Last week I filled in forms to examine for next summer’s GCSEs. At the ‘Choose subject’ box I hesitated – should I put down English Language as my first choice of paper to mark, or English Literature? Having marked GCSE English Literature in the past, this would be the easier task – on the other hand, would it not perhaps be useful for myself, more in accordance with the teaching I do over the year, to opt to mark English Language? I didn’t spend long deciding: and chose English Literature.
I have long had misgivings about what the GCSE English language exam requires from students in terms of their reading, thinking and writing about everyday texts. These surface almost every time I open a GCSE English textbook, and look for worthwhile exercises to set. The emphasis page after page on a microscopic scrutiny of language devices and media techniques employed in such prosaic forms as the informative website, the glossy advertisement or the newspaper editorial, dampens my spirits – and I would imagine, must equally depress many students and their teachers. Surely the study and practice of English for public examination at 16 need not be as arid as this?

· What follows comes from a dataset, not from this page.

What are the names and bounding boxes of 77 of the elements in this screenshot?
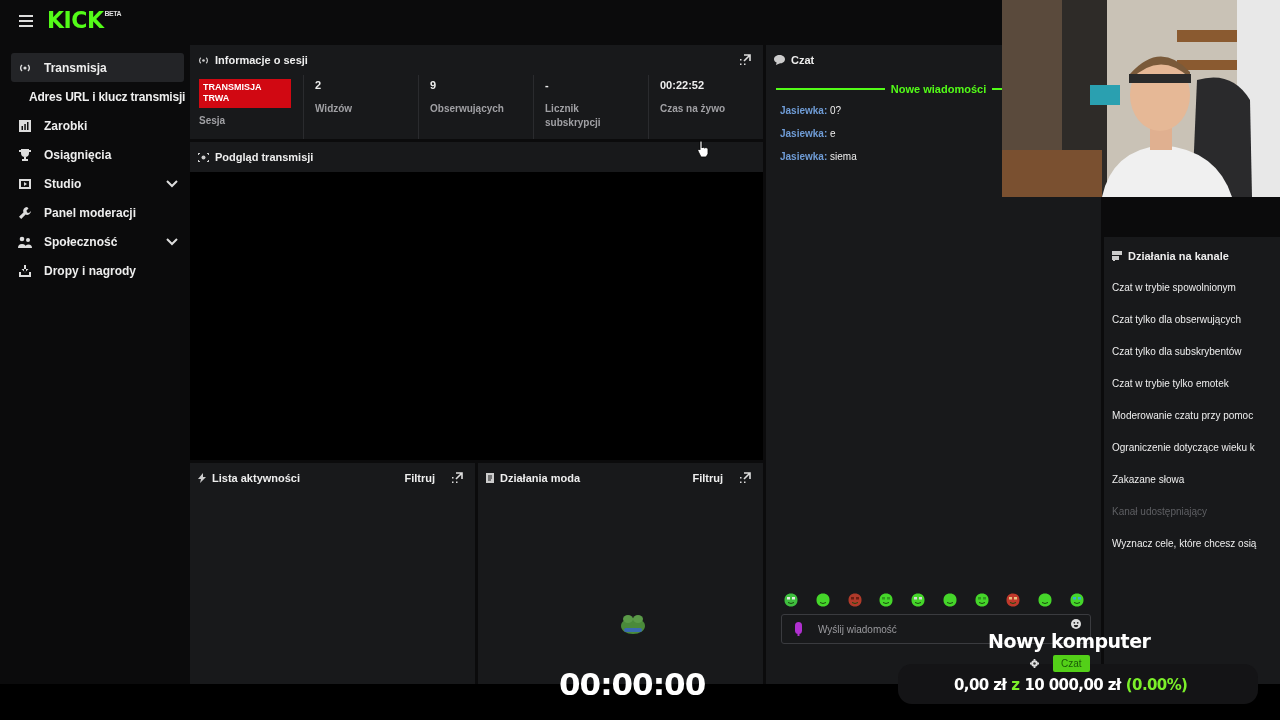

To illustrate what I mean, here is detail of an exercise in analysing a letter of argument to a newspaper. The textbook from which it is taken was published by a leading examination board in 2010. The argument advanced is that motorists should drive with more thought for cyclists – a good and relevant topic for teenagers. However, the associated task does not lead to any discussion of issues and experiences ; instead it has the student focus on rhetorical analysis: matching certain phrases in the letter, such as – It makes me so cross – My husband is a keen cyclist who has been riding bikes for many years – just a few cuts and bruises – It happens all too often – Some cyclists may be putting themselves in danger – to comment statements, such as – implies a criticism by asking a question rather than directly attacking – shows that she has a knowledge of the subject – states her feelings in a very measured way – understates any possibly ‘dramatic’ information – recognises there are two sides to a problem. … and so on.
The sample given is incomplete, so I don’t recommend trying it: but the point is, how can this type of exercise be expected to appeal to 16-year-olds aspiring to become more articulate? To me it seems a quite perverse approach to the exploration and cultivation of language. Get the students rather to express their opinions and tell their stories: on the ‘cyclist versus the motorist’ as on all other topical issues , let us have tasks more engaging to the imagination.
Perhaps as the GCSE is phased out and the English Baccalaureate is phased in, some of this will naturally be swept away. We shall see.
But in the mean time, if I am to be an examiner next summer, I hope I get my first choice – to mark the Literature paper.